Melissa McCarthy has shown she can play a character (Saint Vincent, everyone!), which is why Spy is so much fun. In Susan Cooper, CIA super analyst she’s found a character – and a potential franchise – that she can really sink her teeth into.
Also, for a spoof to work it must also succeed in the genre it’s spoofing – and Spy works as a spy movie.
Spy opens with super CIA agent Bradley Fine (Jude Law) at work tracking a mini-nuke that is about to be sold to terrorists by the icy hot Rayna Boyanov (Rose Byrne). The mission fails because of an allergy and the next thing you know, Rayna is informing the CIA that she knows who all its agents in the field are.
When Susan volunteers to go into the field on a track and report mission, the CIA director (Allison Janney) agrees – not just because Susan is unknown to Rayna, but also there’s a tape of Cooper kicks serious tuchus at the academy ten years earlier. When Susan gets the assignment, ultra-macho agent Ford (Jason Statham) throws a (very masculine) hissy fit and quits.

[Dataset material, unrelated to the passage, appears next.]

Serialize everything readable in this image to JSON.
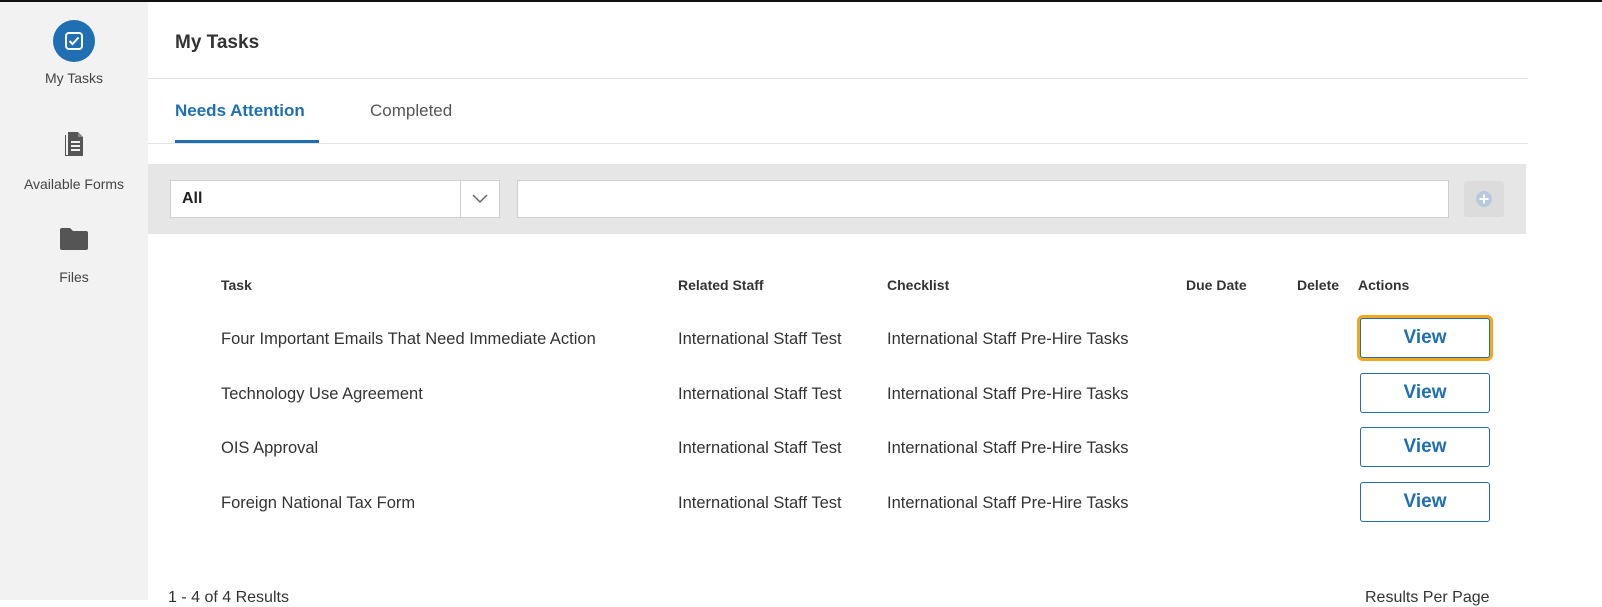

Off course, Susan doesn’t the glamorous cover identity that one of the men would have – she’s a suburban mom with bad. Her lodgings in Paris are probably fifth or sixth-rate. Despite the CIA having a female director, Susan is definitely getting less accommodation (in every sense of the word) than one of the male agents would.
What follows is a comedy of errors – not Susan’s, for the most part – as she becomes the agent in the field and her best friend, Nancy (Miranda Hall) becomes the voice in her earpiece, feeding her intelligence – until she stops (or Susan goes dark because Nancy won’t shut up).
All the usual spy movie stuff unfolds – double and triplecrosses; car chases (well, car and scooter); fight sequences; stuff getting blowed up real good, and an even badder bad guy than Rayna (Bobby Cannavale’s Sergio De Luca).
Everything is funneled through the Paul Feig (writer/director)/Melissa McCarthy filter, so none of these things is quite what we’re expecting – possibly the best of which is Susan’s improvisational skills when faced with the possibility that she’s blown her cover (hint: hours spent on that flight simulator game).
McCarthy is given a character with a real arc and she makes the most of it. She shows that she is entirely capable of carrying a franchise (and is you stay to watch the closing credits, there are a wealth of operations a second or eve third movie could exploit – plus there’s a great gag tagged at the end of the credits!
If the measure of a comedy is laughs generated per minute, then Spy is exceptionally good; if an action movie is measured by its original riffs on the basic model, then spy is exceptionally good. In short, Spy succeeds as both a spoof and an example of the genre it’s spoofing. You can’t ask for much more.
Also, Jason Statham and Rose Byrne are funny as $#!+!